Josh Battle, a HAWTHORN recruit, claims that switching from RSEA Park to Waverley Park was the hardest decision he has ever made, but it was also the best one for his future career.
Five weeks after deciding to make the transfer after eight seasons in red, white, and black, the 26-year-old formally signed with the Hawks on Friday morning as an unrestricted free agent after the necessary paperwork was filed and finished at AFL House.
Battle has signed a lucrative six-year deal at Hawthorn until the end of 2030, but is understood to have left more money on the table by rejecting St Kilda’s counter-offer.
The defender grappled with the decision across most of the 2024 season and was torn between staying the course at the Saints or joining a new project at the Hawks.
But after playing 123 games across eight seasons at Moorabbin, Battle injects his new side with even more defensive quality after the Hawks recovered from 0-5 to fall three points short of a preliminary final last month.
“It is the toughest decision I’ve ever had to make in my life,” Battle told AFL.com.au.
“To leave my teammates, who I have a great relationship with and worked with over the last eight years, it was very hard to leave.
“I was drafted with Rowan Marshall. I’ve worked really closely with guys like Jack Sinclair and ‘Wilks’ (Callum Wilkie) and ‘Naz’ (Nasiah Wanganeen-Milera) and these guys in the backline. Leaving was always going to be a tough decision, but I felt it was the right one for me and my family. I’m looking forward to making new relationships and getting to work at the Hawks.”
After finishing top 10 in the past two best and fairest counts, Battle thrived amid the chaos of a contract year to produce the best season of his career in 2024, finishing third in Monday’s Trevor Barker Award behind All-Australian defenders Cal Wilkie and Jack Sinclair.
“I found footy a great distraction and release this year from everything going on. That’s probably why it resulted in my best season to date,” Battle said.

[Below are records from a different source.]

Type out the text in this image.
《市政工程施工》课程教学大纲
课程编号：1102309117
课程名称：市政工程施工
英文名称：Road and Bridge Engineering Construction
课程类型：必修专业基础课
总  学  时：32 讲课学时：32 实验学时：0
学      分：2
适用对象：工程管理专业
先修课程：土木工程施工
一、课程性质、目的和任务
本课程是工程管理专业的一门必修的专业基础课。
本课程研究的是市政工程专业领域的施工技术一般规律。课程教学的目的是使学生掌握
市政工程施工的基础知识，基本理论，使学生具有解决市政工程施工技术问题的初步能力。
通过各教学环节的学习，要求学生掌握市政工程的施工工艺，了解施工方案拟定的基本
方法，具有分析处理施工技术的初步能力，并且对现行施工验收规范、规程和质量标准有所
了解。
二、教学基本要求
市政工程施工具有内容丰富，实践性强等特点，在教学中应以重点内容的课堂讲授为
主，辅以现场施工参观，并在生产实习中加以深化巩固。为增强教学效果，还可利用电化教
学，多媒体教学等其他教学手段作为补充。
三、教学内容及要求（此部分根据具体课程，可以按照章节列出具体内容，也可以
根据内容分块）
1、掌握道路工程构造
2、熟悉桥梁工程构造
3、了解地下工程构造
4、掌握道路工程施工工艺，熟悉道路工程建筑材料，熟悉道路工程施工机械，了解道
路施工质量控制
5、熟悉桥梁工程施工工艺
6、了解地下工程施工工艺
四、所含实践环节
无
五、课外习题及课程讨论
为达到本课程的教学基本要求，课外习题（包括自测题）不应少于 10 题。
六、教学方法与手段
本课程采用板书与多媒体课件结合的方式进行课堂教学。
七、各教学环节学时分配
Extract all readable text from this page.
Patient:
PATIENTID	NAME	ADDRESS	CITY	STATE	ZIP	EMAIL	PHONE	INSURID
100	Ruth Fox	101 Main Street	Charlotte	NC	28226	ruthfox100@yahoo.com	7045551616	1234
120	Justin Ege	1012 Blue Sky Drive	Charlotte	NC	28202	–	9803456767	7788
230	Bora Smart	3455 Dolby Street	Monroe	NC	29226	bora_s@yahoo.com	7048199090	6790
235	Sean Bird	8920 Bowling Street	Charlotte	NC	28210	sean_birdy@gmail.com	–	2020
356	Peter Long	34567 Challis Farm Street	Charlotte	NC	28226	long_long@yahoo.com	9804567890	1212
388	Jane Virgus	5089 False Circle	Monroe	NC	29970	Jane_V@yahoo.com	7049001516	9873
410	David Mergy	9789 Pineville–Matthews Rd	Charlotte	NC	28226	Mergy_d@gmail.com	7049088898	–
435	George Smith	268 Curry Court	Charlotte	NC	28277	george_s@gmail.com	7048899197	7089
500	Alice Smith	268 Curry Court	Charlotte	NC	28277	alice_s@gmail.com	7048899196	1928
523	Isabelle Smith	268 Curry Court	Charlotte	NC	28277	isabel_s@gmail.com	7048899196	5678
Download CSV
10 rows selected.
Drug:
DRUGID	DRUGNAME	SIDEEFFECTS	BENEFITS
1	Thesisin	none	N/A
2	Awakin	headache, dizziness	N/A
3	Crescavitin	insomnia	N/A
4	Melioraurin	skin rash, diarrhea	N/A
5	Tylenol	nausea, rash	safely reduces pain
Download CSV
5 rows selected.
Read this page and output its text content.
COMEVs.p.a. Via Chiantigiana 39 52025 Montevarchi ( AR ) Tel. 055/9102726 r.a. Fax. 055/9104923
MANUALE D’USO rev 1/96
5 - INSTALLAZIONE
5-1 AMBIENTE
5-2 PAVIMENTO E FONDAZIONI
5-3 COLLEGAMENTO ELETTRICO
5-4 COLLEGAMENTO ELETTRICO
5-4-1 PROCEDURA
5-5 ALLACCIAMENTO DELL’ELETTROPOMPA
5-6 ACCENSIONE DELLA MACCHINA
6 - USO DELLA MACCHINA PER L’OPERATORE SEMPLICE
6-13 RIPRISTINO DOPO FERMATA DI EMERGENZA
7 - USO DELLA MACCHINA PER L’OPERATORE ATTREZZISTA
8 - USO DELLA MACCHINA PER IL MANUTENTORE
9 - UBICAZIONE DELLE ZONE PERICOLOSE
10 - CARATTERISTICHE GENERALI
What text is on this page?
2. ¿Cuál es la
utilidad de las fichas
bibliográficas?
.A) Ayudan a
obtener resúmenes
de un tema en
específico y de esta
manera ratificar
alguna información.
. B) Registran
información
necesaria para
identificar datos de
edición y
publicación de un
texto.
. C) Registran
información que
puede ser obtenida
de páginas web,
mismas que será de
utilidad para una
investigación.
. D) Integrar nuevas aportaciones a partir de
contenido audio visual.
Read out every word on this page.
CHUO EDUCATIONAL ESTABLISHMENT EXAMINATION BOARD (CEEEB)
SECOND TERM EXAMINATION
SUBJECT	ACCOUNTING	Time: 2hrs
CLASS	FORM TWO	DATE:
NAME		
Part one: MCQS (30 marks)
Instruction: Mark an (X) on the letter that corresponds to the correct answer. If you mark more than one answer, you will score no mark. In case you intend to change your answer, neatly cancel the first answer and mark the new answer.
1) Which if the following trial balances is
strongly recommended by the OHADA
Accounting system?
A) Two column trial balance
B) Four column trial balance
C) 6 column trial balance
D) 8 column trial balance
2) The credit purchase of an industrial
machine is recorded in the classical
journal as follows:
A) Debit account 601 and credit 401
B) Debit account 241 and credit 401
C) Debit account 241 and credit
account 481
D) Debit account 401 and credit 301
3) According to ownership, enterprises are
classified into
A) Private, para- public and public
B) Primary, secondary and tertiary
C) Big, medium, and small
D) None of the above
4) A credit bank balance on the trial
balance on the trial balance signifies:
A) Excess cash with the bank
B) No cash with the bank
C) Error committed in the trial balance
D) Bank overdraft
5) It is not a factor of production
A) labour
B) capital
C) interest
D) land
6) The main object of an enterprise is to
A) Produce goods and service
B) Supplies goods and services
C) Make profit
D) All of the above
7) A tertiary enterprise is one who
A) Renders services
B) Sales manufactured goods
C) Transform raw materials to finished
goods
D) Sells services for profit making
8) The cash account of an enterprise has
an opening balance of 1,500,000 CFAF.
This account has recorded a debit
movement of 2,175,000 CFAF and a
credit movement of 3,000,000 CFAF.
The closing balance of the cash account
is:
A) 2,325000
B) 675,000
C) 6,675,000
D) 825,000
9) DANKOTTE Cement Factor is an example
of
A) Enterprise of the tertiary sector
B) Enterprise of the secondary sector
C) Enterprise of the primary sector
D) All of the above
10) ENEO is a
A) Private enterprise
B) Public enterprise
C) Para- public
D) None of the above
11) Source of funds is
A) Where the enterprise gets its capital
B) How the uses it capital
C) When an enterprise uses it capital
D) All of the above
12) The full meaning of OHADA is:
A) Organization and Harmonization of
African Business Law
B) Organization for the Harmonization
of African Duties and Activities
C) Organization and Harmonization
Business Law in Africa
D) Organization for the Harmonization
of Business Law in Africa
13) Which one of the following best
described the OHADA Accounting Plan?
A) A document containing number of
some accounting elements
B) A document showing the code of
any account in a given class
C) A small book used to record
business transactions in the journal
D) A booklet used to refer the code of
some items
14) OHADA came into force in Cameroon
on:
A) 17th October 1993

“We had our daughter Bobbi in April, so life was pretty busy at home with two kids. Plus the contract situation and the noise around that. I loved coming into the club, getting to work with my mates and then performing on the weekends.”
Battle was transformed from a part-time forward and even wingman into a brilliant intercept defender under former St Kilda coach Brett Ratten, with six-time All-Australian and current Saints backline coach Corey Enright key to the switch.
Battle will be reunited with his old Haileybury College classmate Jack Scrimshaw and Ratten, who is currently Hawthorn’s head of coaching performance and development.
After Battle exercised his right to free agency, St Kilda requested that he not attend the Trevor Barker Award. In their separate statements, Saints coach Ross Lyon and president Andrew Bassat made no mention of him, and at Crown Palladium, his podium finish was hardly acknowledged.
“I appreciated the Saints’ choice not to let me go. They must act in the club’s best interests.